It is becoming increasingly evident that “no-damage-for-delay” provisions in construction or building contracts will be strictly enforced except in rare instances. This principle was recently reiterated by the First Department in WDF Inc. v. Turner Constr. Co., 177 A.D.3d 513, 112 N.Y.S.3d 133 (1st Dept. 2019), which held that a prime contractor’s internal e-mail assessing potential delay damages was irrelevant to the enforceability of the broad no-damages-for-delay clause in the subcontract.

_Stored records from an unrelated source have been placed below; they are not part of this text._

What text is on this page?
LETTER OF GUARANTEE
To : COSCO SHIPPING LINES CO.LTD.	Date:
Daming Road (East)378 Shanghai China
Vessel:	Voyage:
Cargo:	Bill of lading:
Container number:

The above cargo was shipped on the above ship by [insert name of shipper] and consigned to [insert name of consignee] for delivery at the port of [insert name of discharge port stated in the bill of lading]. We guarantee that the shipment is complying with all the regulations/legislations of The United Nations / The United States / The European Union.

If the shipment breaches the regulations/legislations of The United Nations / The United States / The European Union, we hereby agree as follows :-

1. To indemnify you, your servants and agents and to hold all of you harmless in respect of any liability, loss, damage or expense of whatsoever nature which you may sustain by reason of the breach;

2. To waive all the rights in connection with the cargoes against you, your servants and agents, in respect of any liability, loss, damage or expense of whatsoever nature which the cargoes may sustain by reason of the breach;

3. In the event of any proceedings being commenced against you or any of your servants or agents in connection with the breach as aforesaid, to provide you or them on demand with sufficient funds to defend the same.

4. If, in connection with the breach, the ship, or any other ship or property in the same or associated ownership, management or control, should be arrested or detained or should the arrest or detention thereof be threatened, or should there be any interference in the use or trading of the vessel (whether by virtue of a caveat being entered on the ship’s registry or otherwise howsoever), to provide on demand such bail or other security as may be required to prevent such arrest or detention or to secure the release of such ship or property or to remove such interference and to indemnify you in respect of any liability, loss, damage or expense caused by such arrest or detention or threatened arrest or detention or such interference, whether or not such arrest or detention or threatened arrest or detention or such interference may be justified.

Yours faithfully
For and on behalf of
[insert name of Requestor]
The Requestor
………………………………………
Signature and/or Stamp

Id., 177 A.D.3d at 514. The Court rejected the argument that the email constituted a party admission of liability, stating that it was apparent from the email that the prime contractor was assessing the costs claimed by the subcontractor, rather than the viability of the subcontractor’s claims under the terms of the subcontract. Id. Based on this reasoning, the Court stated that “[t]he fact that [the prime contractor] evaluated whether [the subcontractor] incurred delay damages is irrelevant to the enforceability of the no-damages-for-delay clause.” Id.
The First Department also noted that the case was “strikingly similar” to a separate action brought by the subcontractor seeking delay damages, wherein the Court concluded that alleged poor administration or planning was insufficient to overcome a no-damages-for-delay clause in a construction contract. WDF, Inc. v. Trustees of Columbia Univ. in the City of N.Y., 170 A.D.3d 518, 96 N.Y.S.3d 42 (1st Dept. 2019). As a result, the Court found that the no-damage-for-delay provision in the contract was still applicable, as a matter of law.
Recent standard construction contracts issued by the City of New York for its public projects have eliminated the no-damages-for-delay clause, although they still have stringent notice provisions. Nonetheless, many construction contracts with private owners contain this provision. Contractors presented with this kind of exculpatory clause should attempt to remove this language or at least limit the terms.